Jie Zhang¹Jinhuan Wei²Chenyu Wang³Hui Wang^3,4*Guihua Wu^1*

• ¹The Sixth People's Hospital of Nantong, Nantong, China
• ²Nantong University School of Medicine, Nantong, China
• ³Nantong University, Nantong, China
• ⁴University of Wollongong School of Mechanical Materials Mechatronic and Biomedical Engineering, Wollongong, Australia

Metal matrix composites have shown great application potential in biomedical materials due to their excellent integrated properties. The deformation behaviours of metal matrix composites during fabricating and service are complicated. In this study, bicrystals processed by accumulative roll-bonding (ARB) were used as a representative case, and the deformation behaviours were investigated using crystal plasticity finite element method (CPFEM). The used three bicrystals were {112}<111>-{112}<111> (C-C), {112}<111>-{123}<634> (C-S), and {112}<111>-{001}<110> (C-RoCube), and the initial misorientation angles at the interfaces were 0°, 19.4°, and 35.3°, respectively.

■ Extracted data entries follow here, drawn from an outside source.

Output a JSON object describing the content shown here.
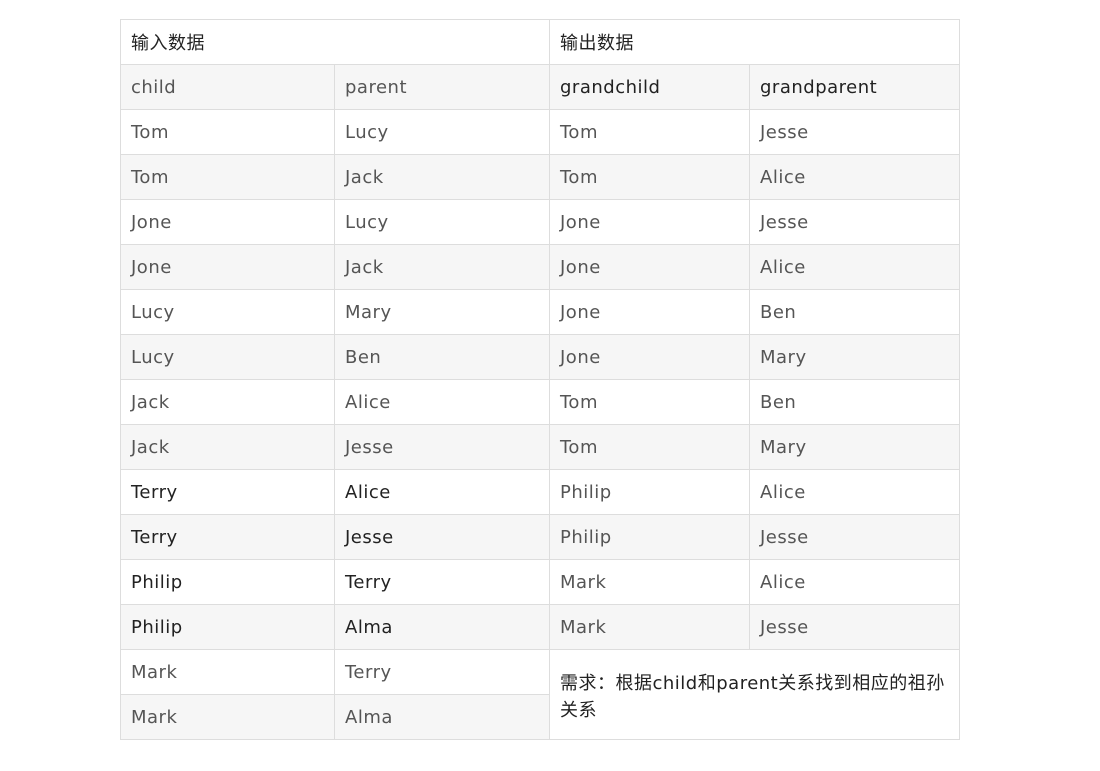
{
  "header": {
    "input_title": "输入数据",
    "output_title": "输出数据"
  },
  "input": {
    "columns": [
      "child",
      "parent"
    ],
    "rows": [
      [
        "Tom",
        "Lucy"
      ],
      [
        "Tom",
        "Jack"
      ],
      [
        "Jone",
        "Lucy"
      ],
      [
        "Jone",
        "Jack"
      ],
      [
        "Lucy",
        "Mary"
      ],
      [
        "Lucy",
        "Ben"
      ],
      [
        "Jack",
        "Alice"
      ],
      [
        "Jack",
        "Jesse"
      ],
      [
        "Terry",
        "Alice"
      ],
      [
        "Terry",
        "Jesse"
      ],
      [
        "Philip",
        "Terry"
      ],
      [
        "Philip",
        "Alma"
      ],
      [
        "Mark",
        "Terry"
      ],
      [
        "Mark",
        "Alma"
      ]
    ]
  },
  "output": {
    "columns": [
      "grandchild",
      "grandparent"
    ],
    "rows": [
      [
        "Tom",
        "Jesse"
      ],
      [
        "Tom",
        "Alice"
      ],
      [
        "Jone",
        "Jesse"
      ],
      [
        "Jone",
        "Alice"
      ],
      [
        "Jone",
        "Ben"
      ],
      [
        "Jone",
        "Mary"
      ],
      [
        "Tom",
        "Ben"
      ],
      [
        "Tom",
        "Mary"
      ],
      [
        "Philip",
        "Alice"
      ],
      [
        "Philip",
        "Jesse"
      ],
      [
        "Mark",
        "Alice"
      ],
      [
        "Mark",
        "Jesse"
      ]
    ]
  },
  "note": "需求：根据child和parent关系找到相应的祖孙关系"
}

Pole figures, crystal rotation angles, and misorientation angles were used to characterize the texture evolution, and through-thickness shear strain RD−ND and shear strain on slip systems were adopted to present the plastic deformation. The deformation behaviours in C-S were similar to C-C, due to the small difference in crystal orientations, while the comparison between C-C and C-RoCube shows distinct differences. The texture transition between C and RoCube was observed, and this textural transition altered the activated slip systems. The influence of interfaces on the deformation behaviours of neighbouring regions was strongly dependent on the interfacial misorientation angles.